Bref, vous pouvez aussi modifier les dimensions de l’étagère en se basant sur le plan. Outre la fierté de l’avoir fait de ses propres mains, c’est moins cher que de commander une étagère sur mesure. Grazie au pater qui m’a donné le virus des étagères faites maison…
Jeudi 25 juin 2009
Ces derniers temps, je délaisse un peu le blog. Pas vraiment d’idées, pas trop l’envie d’écrire. C’est ma période « creuse », je fais autre chose: je bricole, je profite du superbe soleil de la région d’Aix, je fais du VTT, etc. Jusqu’à ce soir où j’expérimentais plusieurs petits jeux et je suis tombé sur « Master Blocks » qui a bien réussi à me rendre fou ! De rage, de frustration, de désespoir. « Attends un peu p’tit salopiaud, j’vais y arriver ! »

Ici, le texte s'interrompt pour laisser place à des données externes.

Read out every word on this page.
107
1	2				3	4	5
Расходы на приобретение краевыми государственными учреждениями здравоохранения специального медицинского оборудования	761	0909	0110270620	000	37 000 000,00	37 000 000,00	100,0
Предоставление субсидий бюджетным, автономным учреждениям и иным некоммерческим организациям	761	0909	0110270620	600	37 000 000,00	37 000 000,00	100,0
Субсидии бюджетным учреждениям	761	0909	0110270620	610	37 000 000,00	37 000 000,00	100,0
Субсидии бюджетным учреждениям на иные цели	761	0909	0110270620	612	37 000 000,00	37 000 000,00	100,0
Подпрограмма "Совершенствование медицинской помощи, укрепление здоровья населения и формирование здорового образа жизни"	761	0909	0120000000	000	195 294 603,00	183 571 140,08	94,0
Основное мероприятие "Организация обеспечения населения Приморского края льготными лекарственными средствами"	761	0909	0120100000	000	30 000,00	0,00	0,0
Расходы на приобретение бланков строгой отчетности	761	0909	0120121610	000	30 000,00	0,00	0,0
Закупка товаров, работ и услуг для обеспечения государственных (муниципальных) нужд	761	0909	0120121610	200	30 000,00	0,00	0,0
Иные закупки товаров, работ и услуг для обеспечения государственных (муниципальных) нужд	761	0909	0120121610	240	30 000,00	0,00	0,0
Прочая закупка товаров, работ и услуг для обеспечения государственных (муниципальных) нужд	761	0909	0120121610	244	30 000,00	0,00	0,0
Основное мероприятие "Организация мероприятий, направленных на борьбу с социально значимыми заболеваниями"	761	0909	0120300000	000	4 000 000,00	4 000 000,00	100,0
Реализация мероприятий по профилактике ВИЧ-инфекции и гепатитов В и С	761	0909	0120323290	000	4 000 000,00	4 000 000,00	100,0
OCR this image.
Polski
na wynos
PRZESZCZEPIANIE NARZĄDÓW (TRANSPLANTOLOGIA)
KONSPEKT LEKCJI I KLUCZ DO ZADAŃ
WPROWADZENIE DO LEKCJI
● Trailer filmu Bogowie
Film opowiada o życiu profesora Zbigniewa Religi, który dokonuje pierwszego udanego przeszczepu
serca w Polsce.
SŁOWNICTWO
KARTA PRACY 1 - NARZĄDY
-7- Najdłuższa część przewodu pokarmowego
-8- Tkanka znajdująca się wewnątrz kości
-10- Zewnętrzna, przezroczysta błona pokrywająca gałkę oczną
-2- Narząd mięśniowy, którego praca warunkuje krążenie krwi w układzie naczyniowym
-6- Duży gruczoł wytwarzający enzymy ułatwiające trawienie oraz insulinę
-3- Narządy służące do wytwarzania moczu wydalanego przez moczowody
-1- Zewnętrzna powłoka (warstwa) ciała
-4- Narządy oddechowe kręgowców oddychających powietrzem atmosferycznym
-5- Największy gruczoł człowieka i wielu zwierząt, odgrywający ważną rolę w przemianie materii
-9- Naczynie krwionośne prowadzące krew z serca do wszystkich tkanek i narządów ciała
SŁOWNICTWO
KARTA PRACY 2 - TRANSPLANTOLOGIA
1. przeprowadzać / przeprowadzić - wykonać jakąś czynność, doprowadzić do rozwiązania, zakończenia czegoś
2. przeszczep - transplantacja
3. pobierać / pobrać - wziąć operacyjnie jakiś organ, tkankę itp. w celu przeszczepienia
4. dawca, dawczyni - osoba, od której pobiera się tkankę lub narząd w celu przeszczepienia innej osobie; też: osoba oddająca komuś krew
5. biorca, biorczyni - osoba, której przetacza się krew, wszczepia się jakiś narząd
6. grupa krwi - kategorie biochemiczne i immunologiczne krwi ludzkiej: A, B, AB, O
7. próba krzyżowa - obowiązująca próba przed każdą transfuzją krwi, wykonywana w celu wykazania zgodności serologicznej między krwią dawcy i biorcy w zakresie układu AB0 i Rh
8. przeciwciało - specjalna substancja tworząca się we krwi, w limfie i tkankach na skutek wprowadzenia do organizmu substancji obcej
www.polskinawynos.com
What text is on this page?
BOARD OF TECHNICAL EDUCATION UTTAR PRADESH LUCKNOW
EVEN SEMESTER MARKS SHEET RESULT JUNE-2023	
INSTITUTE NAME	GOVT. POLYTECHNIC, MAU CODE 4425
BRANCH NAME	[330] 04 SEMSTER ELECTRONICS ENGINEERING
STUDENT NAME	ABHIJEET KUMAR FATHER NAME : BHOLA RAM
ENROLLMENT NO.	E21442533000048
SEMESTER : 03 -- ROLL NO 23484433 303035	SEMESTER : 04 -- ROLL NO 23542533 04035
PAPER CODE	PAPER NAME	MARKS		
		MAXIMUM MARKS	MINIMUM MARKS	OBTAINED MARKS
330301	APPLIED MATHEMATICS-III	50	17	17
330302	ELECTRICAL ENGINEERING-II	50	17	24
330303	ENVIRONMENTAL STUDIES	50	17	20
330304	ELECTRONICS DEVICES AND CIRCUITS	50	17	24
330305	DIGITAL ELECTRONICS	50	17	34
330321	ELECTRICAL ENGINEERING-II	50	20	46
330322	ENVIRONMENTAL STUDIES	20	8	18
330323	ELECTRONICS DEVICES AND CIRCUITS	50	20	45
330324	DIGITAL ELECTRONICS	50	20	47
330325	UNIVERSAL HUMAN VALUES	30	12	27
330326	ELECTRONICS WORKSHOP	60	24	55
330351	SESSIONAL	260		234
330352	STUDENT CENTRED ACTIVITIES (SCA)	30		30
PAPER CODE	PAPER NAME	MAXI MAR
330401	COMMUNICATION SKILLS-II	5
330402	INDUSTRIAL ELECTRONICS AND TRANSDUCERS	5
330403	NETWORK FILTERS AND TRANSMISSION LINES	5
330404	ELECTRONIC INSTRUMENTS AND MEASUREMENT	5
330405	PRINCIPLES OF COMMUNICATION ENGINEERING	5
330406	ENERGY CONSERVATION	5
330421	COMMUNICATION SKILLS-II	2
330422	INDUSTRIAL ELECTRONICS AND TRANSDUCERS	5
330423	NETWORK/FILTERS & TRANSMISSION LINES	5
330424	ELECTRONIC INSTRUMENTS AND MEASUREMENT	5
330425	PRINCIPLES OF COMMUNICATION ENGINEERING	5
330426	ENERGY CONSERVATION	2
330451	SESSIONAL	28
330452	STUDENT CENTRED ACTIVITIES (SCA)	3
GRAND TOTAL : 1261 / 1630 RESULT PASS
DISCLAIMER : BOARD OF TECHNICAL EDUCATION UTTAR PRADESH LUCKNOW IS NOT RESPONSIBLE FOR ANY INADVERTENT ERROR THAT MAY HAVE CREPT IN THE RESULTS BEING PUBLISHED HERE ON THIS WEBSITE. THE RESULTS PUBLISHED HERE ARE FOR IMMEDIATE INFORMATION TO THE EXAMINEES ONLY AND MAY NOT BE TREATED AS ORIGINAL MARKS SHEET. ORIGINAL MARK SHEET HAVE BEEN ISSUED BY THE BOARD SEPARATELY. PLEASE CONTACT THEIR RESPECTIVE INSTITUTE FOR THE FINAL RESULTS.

Le jeu est tout con: amener le cube à son point d’arriver à l’aide des touches directionnelles. Si vous faites un « pas » de trop, zou ramené à la case départ.
Bon, jusque là ça va.
Mais il faut le faire dans un temps imparti, allez un p’tit chronomètre rien que pour stresser un brin le joueur.
Jusque là, ça va.
Mais pendant le déplacement du cube, la zone se met à tourner, à avancer, à reculer, à tourner, à faire des va et des vient. Difficile alors de se concentrer et de ne pas se tromper de déplacement pour ne pas revenir à la case départ.
Et là, ça va pô du tout !
Ah les enculés ! Et je recommence inlassablement…
Me suis fait avoir ?
Pour jouer, cliquez sur l’image

Samedi 20 juin 2009
Cliquez sur l’image pour télécharger le fichier pdf

Madeleine Brunerie a été pendant 28 ans la secrétaire de Jacques Monod. Elle a été ainsi témoin privilégié de la grande période de la génétique microbienne à l’Institut Pasteur, ainsi que de la naissance de la biologie moléculaire en France. Pendant toutes ces années, elle a consigné en sténo dans ses « petits carnets », au jour le jour, les faits marquants de sa journée. C’est la transcription des mémoires de Madeleine Brunerie qui est ici mise en ligne. A travers ce compte rendu minutieux, elle fait émerger la singularité de la vie scientifique du laboratoire pendant cette période exceptionnelle. Ce texte a été édité par Gabriel Gachelin (REHSEIS, UMR CNRS-Paris 7) et mis en ligne par Daniel Demellier (Service des archives de l’Institut Pasteur).
(Source –> X)
Tout est dit dans cette courte présentation sur les mémoires de Madeleine Brunerie que j’avais repérées grâce à l’article de Enro: Jacques Monod au jour le jour. J’ai pu trouver un peu de temps de lire les quelques deux cents pages et des brouettes. La lecture fut passionnante car il est rare de vivre au plus près le quotidien d’un laboratoire de recherche. C’est une véritable occasion de s’apercevoir que, tous scientifiques qu’ils soient, ils restent avant tout des êtres humains avec leurs certitudes et doutes, les rapports entre eux, les tensions et les bons moment, la hiérarchie, etc.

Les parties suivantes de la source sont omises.